弁護士にできること 不動産借主の自死

賃貸アパート・マンションでの自死事案における事件処理の流れ

1 はじめに

賃貸アパート・マンションで自死があったとき、賃貸人(大家、オーナー)から遺族に対して損害賠償の請求が行われることがあります。請求の内容は、次の借り手がつかないことを根拠とする将来賃料、自死によって室内に汚損が生じたこと等を理由とする原状回復費用があります。これらを総称して「賃貸問題」と呼びます。

2 自死直後の遺族の対応

自死直後は精神的動揺に加えて、やらねばならないことが次々に発生します。法的知識を踏まえた対応を行うこと自体困難と思われますので、重要な判断や難しい判断はとりあえず後回しにして、まずは目の前にあることを一つ一つ片付けていけば良いと割り切ることも重要だと思います。

3 賃貸人や管理会社からの連絡

自死後1〜3ヶ月ほど経過した段階で、入居者の自死を知った賃貸人や管理会社の方から、原状回復や損害賠償について何らかの提案があることが少なくありません。

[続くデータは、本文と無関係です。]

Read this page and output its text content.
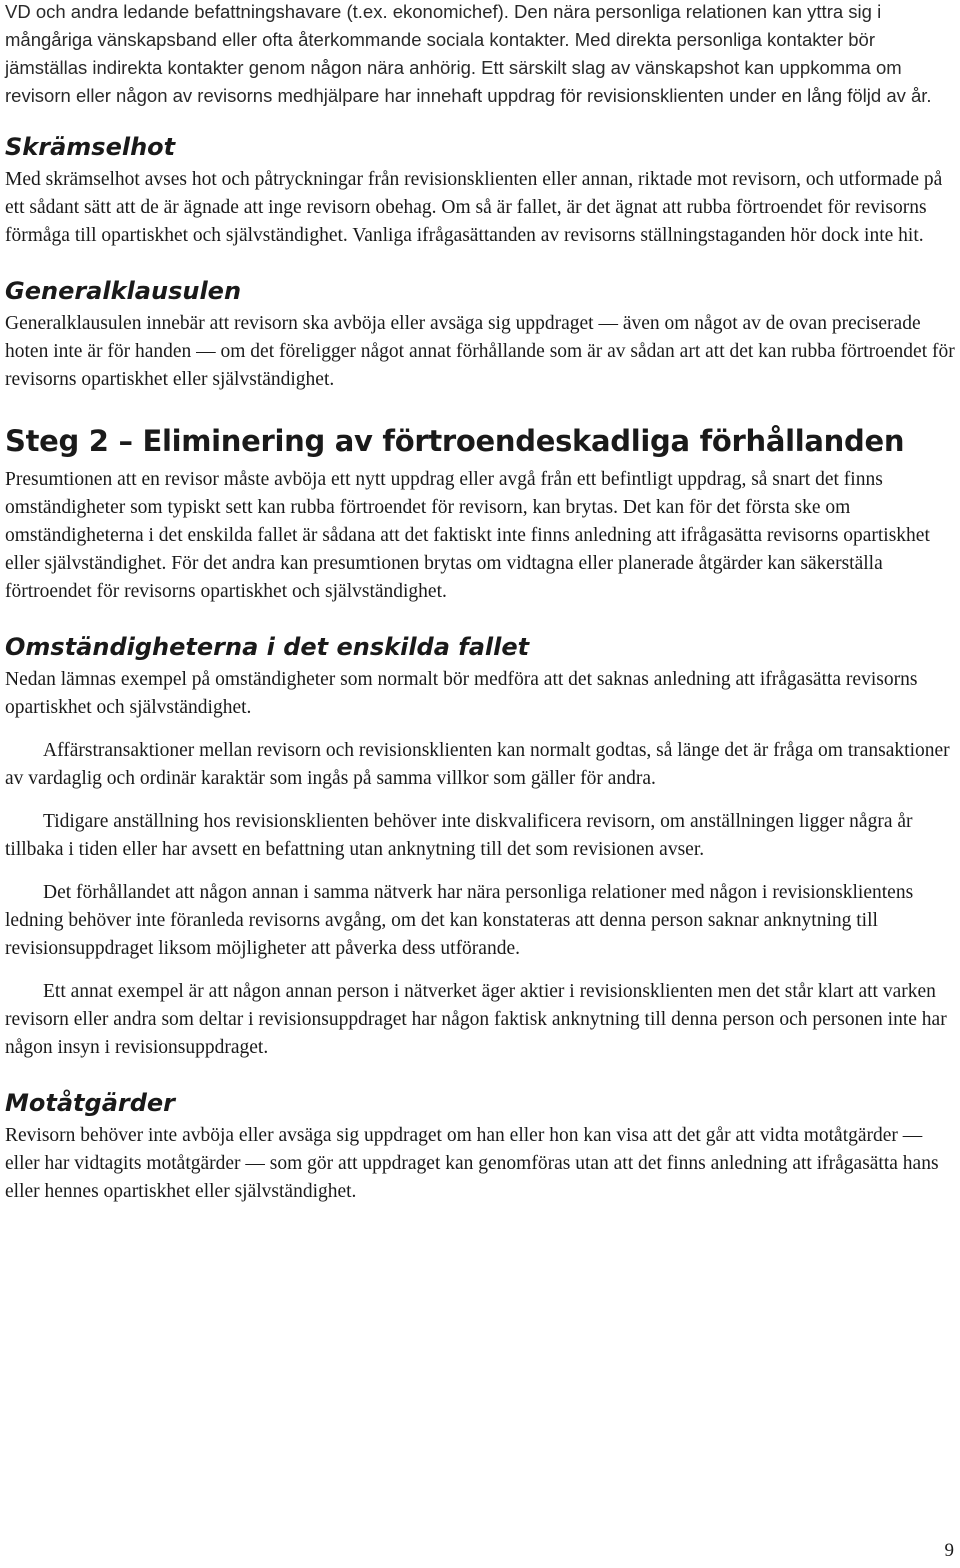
VD och andra ledande befattningshavare (t.ex. ekonomichef). Den nära personliga relationen kan yttra sig i mångåriga vänskapsband eller ofta återkommande sociala kontakter. Med direkta personliga kontakter bör jämställas indirekta kontakter genom någon nära anhörig. Ett särskilt slag av vänskapshot kan uppkomma om revisorn eller någon av revisorns medhjälpare har innehaft uppdrag för revisionsklienten under en lång följd av år.

Skrämselhot

Med skrämselhot avses hot och påtryckningar från revisionsklienten eller annan, riktade mot revisorn, och utformade på ett sådant sätt att de är ägnade att inge revisorn obehag. Om så är fallet, är det ägnat att rubba förtroendet för revisorns förmåga till opartiskhet och självständighet. Vanliga ifrågasättanden av revisorns ställningstaganden hör dock inte hit.

Generalklausulen

Generalklausulen innebär att revisorn ska avböja eller avsäga sig uppdraget — även om något av de ovan preciserade hoten inte är för handen — om det föreligger något annat förhållande som är av sådan art att det kan rubba förtroendet för revisorns opartiskhet eller självständighet.

Steg 2 – Eliminering av förtroendeskadliga förhållanden

Presumtionen att en revisor måste avböja ett nytt uppdrag eller avgå från ett befintligt uppdrag, så snart det finns omständigheter som typiskt sett kan rubba förtroendet för revisorn, kan brytas. Det kan för det första ske om omständigheterna i det enskilda fallet är sådana att det faktiskt inte finns anledning att ifrågasätta revisorns opartiskhet eller självständighet. För det andra kan presumtionen brytas om vidtagna eller planerade åtgärder kan säkerställa förtroendet för revisorns opartiskhet och självständighet.

Omständigheterna i det enskilda fallet

Nedan lämnas exempel på omständigheter som normalt bör medföra att det saknas anledning att ifrågasätta revisorns opartiskhet och självständighet.

Affärstransaktioner mellan revisorn och revisionsklienten kan normalt godtas, så länge det är fråga om transaktioner av vardaglig och ordinär karaktär som ingås på samma villkor som gäller för andra.

Tidigare anställning hos revisionsklienten behöver inte diskvalificera revisorn, om anställningen ligger några år tillbaka i tiden eller har avsett en befattning utan anknytning till det som revisionen avser.

Det förhållandet att någon annan i samma nätverk har nära personliga relationer med någon i revisionsklientens ledning behöver inte föranleda revisorns avgång, om det kan konstateras att denna person saknar anknytning till revisionsuppdraget liksom möjligheter att påverka dess utförande.

Ett annat exempel är att någon annan person i nätverket äger aktier i revisionsklienten men det står klart att varken revisorn eller andra som deltar i revisionsuppdraget har någon faktisk anknytning till denna person och personen inte har någon insyn i revisionsuppdraget.

Motåtgärder

Revisorn behöver inte avböja eller avsäga sig uppdraget om han eller hon kan visa att det går att vidta motåtgärder — eller har vidtagits motåtgärder — som gör att uppdraget kan genomföras utan att det finns anledning att ifrågasätta hans eller hennes opartiskhet eller självständighet.

9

金銭の請求があった場合には、まず、遺族がどのような立場(相続人か連帯保証人か。)で請求を受けているか確認する必要があります。また、何についていくら請求しているのか確認するため、明細を取得する必要もあります。さらに、賃貸借契約締結の際に、自死の場合の補償も対象とした保険に加入している事例もあるので、保険加入の有無も確認する必要があります。

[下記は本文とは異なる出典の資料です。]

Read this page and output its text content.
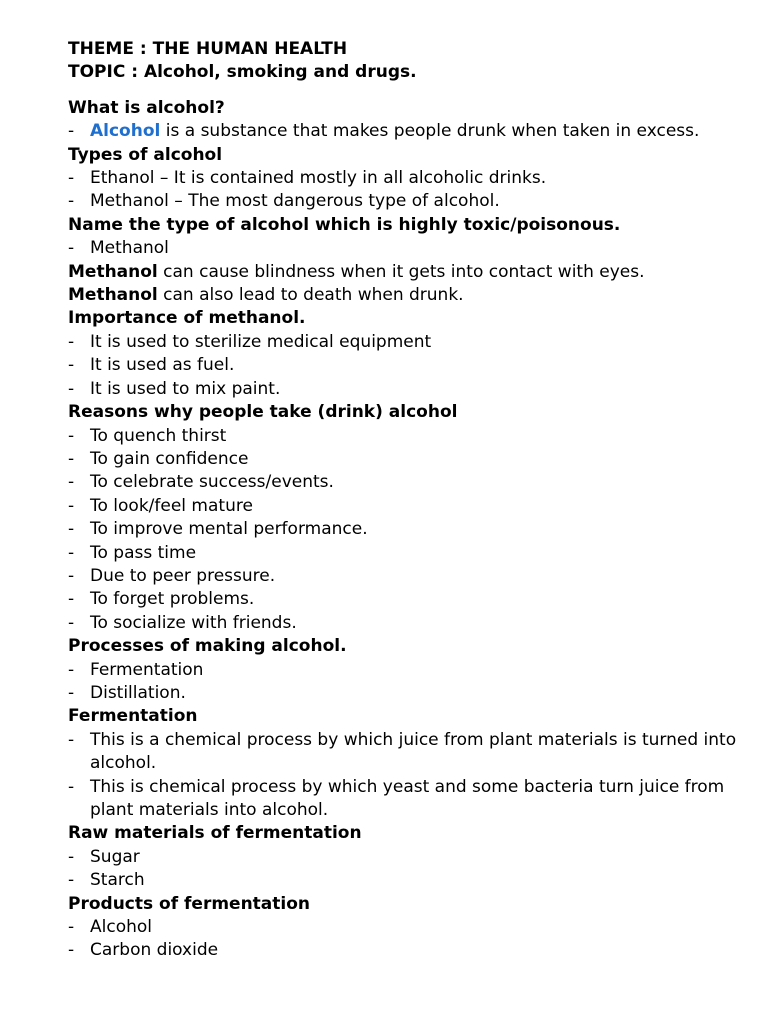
THEME : THE HUMAN HEALTH
TOPIC : Alcohol, smoking and drugs.
What is alcohol?
- Alcohol is a substance that makes people drunk when taken in excess.
Types of alcohol
- Ethanol – It is contained mostly in all alcoholic drinks.
- Methanol – The most dangerous type of alcohol.
Name the type of alcohol which is highly toxic/poisonous.
- Methanol
Methanol can cause blindness when it gets into contact with eyes.
Methanol can also lead to death when drunk.
Importance of methanol.
- It is used to sterilize medical equipment
- It is used as fuel.
- It is used to mix paint.
Reasons why people take (drink) alcohol
- To quench thirst
- To gain confidence
- To celebrate success/events.
- To look/feel mature
- To improve mental performance.
- To pass time
- Due to peer pressure.
- To forget problems.
- To socialize with friends.
Processes of making alcohol.
- Fermentation
- Distillation.
Fermentation
- This is a chemical process by which juice from plant materials is turned into alcohol.
- This is chemical process by which yeast and some bacteria turn juice from plant materials into alcohol.
Raw materials of fermentation
- Sugar
- Starch
Products of fermentation
- Alcohol
- Carbon dioxide
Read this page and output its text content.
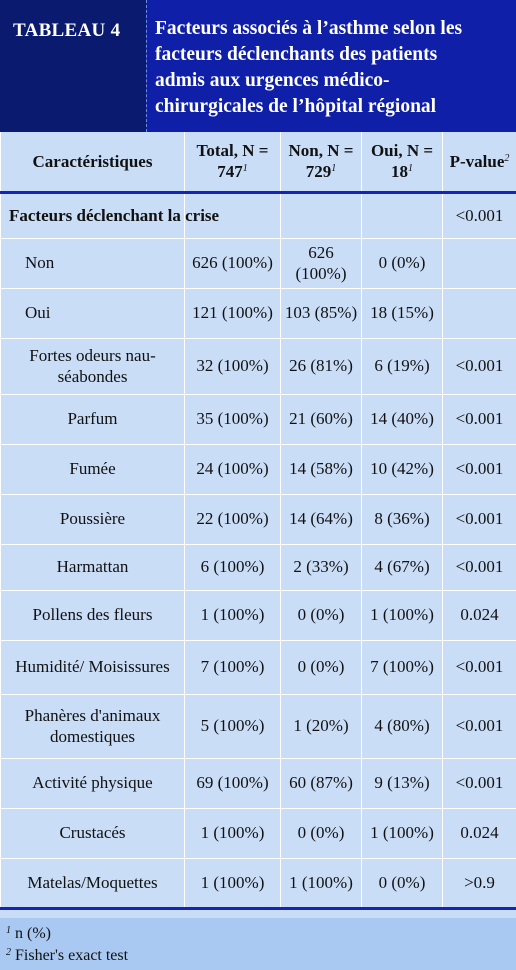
TABLEAU 4	Facteurs associés à l’asthme selon les
facteurs déclenchants des patients
admis aux urgences médico-
chirurgicales de l’hôpital régional
Caractéristiques	Total, $N = 747^1$	Non, $N = 729^1$	Oui, $N = 18^1$	P-value$^2$
Facteurs déclenchant la crise				<0.001
Non	626 (100%)	626 (100%)	0 (0%)	
Oui	121 (100%)	103 (85%)	18 (15%)	
Fortes odeurs nau-séabondes	32 (100%)	26 (81%)	6 (19%)	<0.001
Parfum	35 (100%)	21 (60%)	14 (40%)	<0.001
Fumée	24 (100%)	14 (58%)	10 (42%)	<0.001
Poussière	22 (100%)	14 (64%)	8 (36%)	<0.001
Harmattan	6 (100%)	2 (33%)	4 (67%)	<0.001
Pollens des fleurs	1 (100%)	0 (0%)	1 (100%)	0.024
Humidité/ Moisissures	7 (100%)	0 (0%)	7 (100%)	<0.001
Phanères d'animaux domestiques	5 (100%)	1 (20%)	4 (80%)	<0.001
Activité physique	69 (100%)	60 (87%)	9 (13%)	<0.001
Crustacés	1 (100%)	0 (0%)	1 (100%)	0.024
Matelas/Moquettes	1 (100%)	1 (100%)	0 (0%)	>0.9
$^1$ n (%)
$^2$ Fisher's exact test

また、その場での回答を求められても即答は避け、専門家に相談したうえで回答することをお勧めします。

4 弁護士に相談

請求金額やその計算根拠が妥当と言えるかは、専門的知識が無いと判断が困難ですので、専門家に相談することをお勧めします。同種事案の経験がある、弁護士または司法書士が理想的でしょう。賃貸人からの請求は、大別して将来賃料と原状回復費用の二つに分類されます。弁護士はこの2種類の請求について、それぞれ法的根拠が認められるものであるか検討します。

5 交渉

弁護士に賃貸人との交渉を依頼した場合、まず、弁護士は賃貸人に対して明細書を要求し、請求額の計算根拠を確認します。

将来賃料、原状回復費用のそれぞれについて、過去の裁判例やガイドラインに照らして計算方法が妥当なものと言えるか、詳細に検討します。

検討の結果、請求額に根拠が無いと判断した場合には、その旨指摘して請求の減額を求めます。

6 訴訟

賃貸人が交渉での減額に応じなければ、裁判となります。

基本的には交渉段階と同様、裁判例やガイドラインを根拠に、金額面を中心に請求額の妥当性を争うこととなります。